Lukman Hakim
Kontributor berita pojoksamber.com
Muhdi Sedang Melihat Kandang Kambing |
Wedusan adalah sebutan yang melekat pada kelurahan Hadimulyo Timur Kecamatan Metro Pusat, Kota Metro. Sebutan ini berasal dari kebiasaan masyarakat Hadimulyo Timur yang memelihara dan melakukan aktifitas jual-beli kambing. Kambing dalam bahasa jawa disebut wedus. Sebutan Metro wedusan sudah muncul sejak tahun 1960an.
Menurut penuturan Muhdi, warga yang tinggal di Kelurahan
Hadimulyo Timur sejak 1967, orang yang mula-mula tinggal di Kelurahan Hadimulyo memiliki kebiasaan memelihara
kambing. Kebiasaan memilihara kambing telah masyarakat lakukan sebelum masuk ke
Lampung, setelah mengikuti program transmigrasi dari pemerintah dan pindah ke Lampung, kebiasaan
masyarakat dalam memelihara
kambing tidak surut, malah lestari dan berkembang secara turun-temurun.
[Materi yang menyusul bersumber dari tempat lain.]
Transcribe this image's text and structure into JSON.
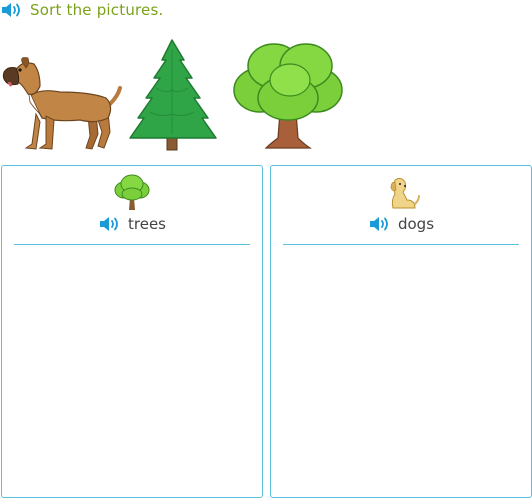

Muhdi juga mengatakan bahwa sebutan wedusan merupakan nama yang disematkan oleh tokoh agama, Kyai
Mahfud Sidik. Kyai yang bekerja di kantor penerangan agama ini mengatakan bahwa
masyarakat Hadimulyo pada saat itu, melangsungkan pernikahan dengan tetangga
yang masih memiliki hubungan persaudaraan yang dekat. Dalam satu keluaarga, kakak menikah dengan kakak, adik menikah
dengan adik. Padahal pernikahan yang
memilki hubungan kekerabatan dekat akan berpotensi menyebabkan keturunan hasil pernikahan
memiliki daya kecerdasan rendah.
“Ibaratnya, saat kambing sampai pada musim kawin, maka
kambing tidak memandang apakah kambing yang dikawini itu anaknya, saudaranya
atau masih berkerabat dekat. Yang penting bisa kawin, itu yang ada dibenak
kambing. Maka kambing bebas kawin dengan
siapa saja”, Muhdi menjelaskan. Demikian sebutan Metro wedusan menurut
Kyai Mahfud Sidik.
Orang yang telah bergelut dalam jual beli kambing di Kelurahan
Hadimulyo−dulu sebelum pecah menjadi Kelurahan Hadimulyo Timur dan Hadimulyo Barat,
Hadimulyo adalah nama kelurahan di Kecamatan Metro Raya yaitu sebelum Metro
menjadi kota administratif pada tahun 1986− yaitu Umar dan Asnawi. Mereka telah
memulai aktifitas jual beli kambing sekitar tahun 1960an. Selain memelihara
kambing, aktifitas jual beli kambing merupakan bagian yang tidak dapat
dipisahkan dari kehidupan masyarakat Hadimulyo pada waktu itu.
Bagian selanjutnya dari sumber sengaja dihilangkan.